Despite the depth of commitment Charles and Michael have for each other, their relationships with each other’s families remain superficial. They describe feeling like guests or visitors around family members. They lament that neither of their families takes them seriously as a couple. They report that their parents show a higher level of respect for their siblings’ relationships. They attribute this to them both being the babies of their families and to unacknowledged homophobia in their generally progressive families.
In order to help them form a couple bubble, we began exploring how Charles and Michael show up for each other in private and when they´re with their families. We dove specifically into what they needed to change in order to develop their couple bubble. An incident a few weeks later illustrated the value of them developing a couple bubble.
Michael and Charles recounted a trip they took to Wisconsin to celebrate Michael’s grandfather’s 80th birthday. They described a well-worn family dynamic, in which Michael’s mother and sister ridicule Michael while his father and two other siblings watch in amusement, occasionally contributing their own barbs. The family historically dismisses the behavior as teasing.
In the past, Michael minimized his family’s treatment of him. Only recently has he acknowledged how it impacts him. Although Charles had witnessed a few of these interactions, he and Michael had not discussed how to handle these incidents as a couple. When it happened on the recent trip, Charles froze.
He described feeling like a deer in the headlights, wanting to intervene but seemingly unable to do so. He wanted to rescue Michael and protect him from his family but said he didn’t know what to do. He feared exacerbating the conflict. He also questioned the appropriateness as an outsider, inserting himself into the family dynamic.

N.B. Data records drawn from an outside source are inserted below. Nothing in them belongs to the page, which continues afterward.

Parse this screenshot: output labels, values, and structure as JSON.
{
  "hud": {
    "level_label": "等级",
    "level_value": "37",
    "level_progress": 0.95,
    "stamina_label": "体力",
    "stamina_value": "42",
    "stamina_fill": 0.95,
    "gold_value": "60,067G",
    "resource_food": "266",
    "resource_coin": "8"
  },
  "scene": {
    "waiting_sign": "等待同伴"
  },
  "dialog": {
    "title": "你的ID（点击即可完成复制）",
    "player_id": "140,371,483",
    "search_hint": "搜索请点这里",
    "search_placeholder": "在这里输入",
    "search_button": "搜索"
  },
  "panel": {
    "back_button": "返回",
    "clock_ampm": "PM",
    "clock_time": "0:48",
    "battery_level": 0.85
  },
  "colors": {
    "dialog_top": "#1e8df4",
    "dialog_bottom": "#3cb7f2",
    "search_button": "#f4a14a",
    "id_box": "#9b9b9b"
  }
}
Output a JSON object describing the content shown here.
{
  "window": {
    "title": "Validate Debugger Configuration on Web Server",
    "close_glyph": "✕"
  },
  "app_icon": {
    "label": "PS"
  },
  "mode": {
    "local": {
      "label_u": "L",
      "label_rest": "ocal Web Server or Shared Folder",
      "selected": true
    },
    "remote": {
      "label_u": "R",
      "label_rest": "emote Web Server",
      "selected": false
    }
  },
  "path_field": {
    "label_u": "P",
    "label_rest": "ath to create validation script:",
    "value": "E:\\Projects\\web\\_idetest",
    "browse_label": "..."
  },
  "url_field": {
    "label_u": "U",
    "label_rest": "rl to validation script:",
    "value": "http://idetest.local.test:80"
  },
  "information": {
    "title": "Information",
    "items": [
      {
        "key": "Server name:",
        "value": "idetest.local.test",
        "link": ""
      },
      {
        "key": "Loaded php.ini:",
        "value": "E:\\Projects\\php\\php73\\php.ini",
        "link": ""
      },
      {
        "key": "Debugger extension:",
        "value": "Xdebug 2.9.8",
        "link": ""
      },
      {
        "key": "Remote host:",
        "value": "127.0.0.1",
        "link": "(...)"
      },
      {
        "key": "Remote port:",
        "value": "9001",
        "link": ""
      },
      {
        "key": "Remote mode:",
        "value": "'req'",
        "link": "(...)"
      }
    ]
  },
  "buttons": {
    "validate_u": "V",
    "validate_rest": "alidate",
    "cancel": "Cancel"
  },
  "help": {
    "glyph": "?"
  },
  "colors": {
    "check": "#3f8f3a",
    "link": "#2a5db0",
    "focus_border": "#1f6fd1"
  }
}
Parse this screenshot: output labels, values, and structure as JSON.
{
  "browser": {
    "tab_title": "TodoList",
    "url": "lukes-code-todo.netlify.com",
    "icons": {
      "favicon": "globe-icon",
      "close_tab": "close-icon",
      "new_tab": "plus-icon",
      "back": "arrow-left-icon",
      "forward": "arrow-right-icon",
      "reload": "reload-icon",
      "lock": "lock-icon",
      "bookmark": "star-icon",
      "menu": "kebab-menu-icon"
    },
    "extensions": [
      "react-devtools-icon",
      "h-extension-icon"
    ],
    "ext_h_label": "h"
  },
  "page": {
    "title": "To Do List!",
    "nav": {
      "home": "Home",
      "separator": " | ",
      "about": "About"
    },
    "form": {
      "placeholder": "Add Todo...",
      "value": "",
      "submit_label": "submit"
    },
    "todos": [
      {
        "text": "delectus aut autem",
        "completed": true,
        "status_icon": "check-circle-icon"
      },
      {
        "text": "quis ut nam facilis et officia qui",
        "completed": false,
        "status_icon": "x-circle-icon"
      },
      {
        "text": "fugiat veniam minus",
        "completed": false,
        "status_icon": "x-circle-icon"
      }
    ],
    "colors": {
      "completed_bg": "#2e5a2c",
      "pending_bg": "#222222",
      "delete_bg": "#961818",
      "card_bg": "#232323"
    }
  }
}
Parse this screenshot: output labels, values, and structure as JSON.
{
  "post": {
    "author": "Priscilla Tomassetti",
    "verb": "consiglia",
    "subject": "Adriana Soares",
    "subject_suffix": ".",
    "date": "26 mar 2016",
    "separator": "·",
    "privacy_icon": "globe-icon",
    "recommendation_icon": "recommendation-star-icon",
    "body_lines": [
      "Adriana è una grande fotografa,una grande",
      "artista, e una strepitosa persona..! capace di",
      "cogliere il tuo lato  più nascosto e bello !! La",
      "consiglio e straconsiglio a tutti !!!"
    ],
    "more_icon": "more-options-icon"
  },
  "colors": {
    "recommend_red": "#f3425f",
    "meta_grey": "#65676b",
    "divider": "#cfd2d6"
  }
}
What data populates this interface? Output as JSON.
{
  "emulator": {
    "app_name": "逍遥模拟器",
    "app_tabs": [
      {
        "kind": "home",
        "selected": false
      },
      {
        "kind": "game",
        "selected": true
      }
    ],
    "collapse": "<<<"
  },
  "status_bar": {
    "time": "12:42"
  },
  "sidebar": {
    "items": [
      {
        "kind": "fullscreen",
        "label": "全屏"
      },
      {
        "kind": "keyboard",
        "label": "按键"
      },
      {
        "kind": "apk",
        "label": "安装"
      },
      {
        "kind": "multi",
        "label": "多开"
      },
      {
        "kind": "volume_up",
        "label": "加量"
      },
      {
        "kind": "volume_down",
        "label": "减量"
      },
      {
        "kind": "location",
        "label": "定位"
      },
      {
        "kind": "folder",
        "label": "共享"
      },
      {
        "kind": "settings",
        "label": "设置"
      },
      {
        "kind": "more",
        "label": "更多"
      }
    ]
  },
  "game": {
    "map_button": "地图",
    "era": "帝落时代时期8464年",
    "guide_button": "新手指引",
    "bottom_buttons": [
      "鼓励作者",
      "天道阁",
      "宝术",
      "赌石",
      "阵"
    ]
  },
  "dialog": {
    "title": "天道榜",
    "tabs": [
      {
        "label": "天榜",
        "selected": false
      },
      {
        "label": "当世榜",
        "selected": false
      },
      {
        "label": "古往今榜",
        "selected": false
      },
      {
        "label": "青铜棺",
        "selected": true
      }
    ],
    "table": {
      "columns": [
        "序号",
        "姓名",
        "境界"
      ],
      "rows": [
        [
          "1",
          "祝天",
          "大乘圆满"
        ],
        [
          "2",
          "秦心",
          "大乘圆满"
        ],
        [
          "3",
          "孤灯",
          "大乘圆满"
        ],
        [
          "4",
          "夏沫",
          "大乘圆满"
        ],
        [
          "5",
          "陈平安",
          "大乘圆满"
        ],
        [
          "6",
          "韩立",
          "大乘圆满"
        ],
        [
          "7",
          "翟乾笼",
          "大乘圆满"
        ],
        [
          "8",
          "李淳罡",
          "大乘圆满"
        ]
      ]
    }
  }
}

Michael felt embarrassed that Charles saw his family members humiliate him. He wanted to feel that Charles had his back in the situation but felt the need to protect Charles from the potential of his family’s ire. His family likes Charles, and Michael fears that may change if Charles were to take a stand in such a situation.
If Charles and Michael had a secure couple bubble, they would view each other as the insiders in their bubble, rather than Charles feeling like an outsider with Michael’s family. Charles would know to move in and protect Michael, regardless of the risk of escalation. Michael and Charles would agree that having each other’s back overrides any risk of disapproval from Michael’s family. The absence of that type of response provided an excellent opportunity to revisit the principles of a secure-functioning relationship and the value of a couple bubble.
We spent the rest of the session establishing greater parameters for their couple bubble. While reflecting on this incident, we discussed specifics for demonstrating the status of their relationship and their roles in each other’s lives to others. They each identified ways in which they will convey to their families that they are each other’s primary, that they have each other’s back. They developed specific approaches to navigate each other’s messy family dynamics as a couple.
Charles described what he wanted to say and do in the situation. Michael identified how Charles could have helped and supported him. They playfully practiced what each might say and do in future attacks from Michael’s family. The playful nature of their role-play help them deepen the seriousness of their commitment to each other’s safety and security. They made an explicit agreement for handling such situations in the future and identified other anticipated dynamics to prepare for with Charles’ family.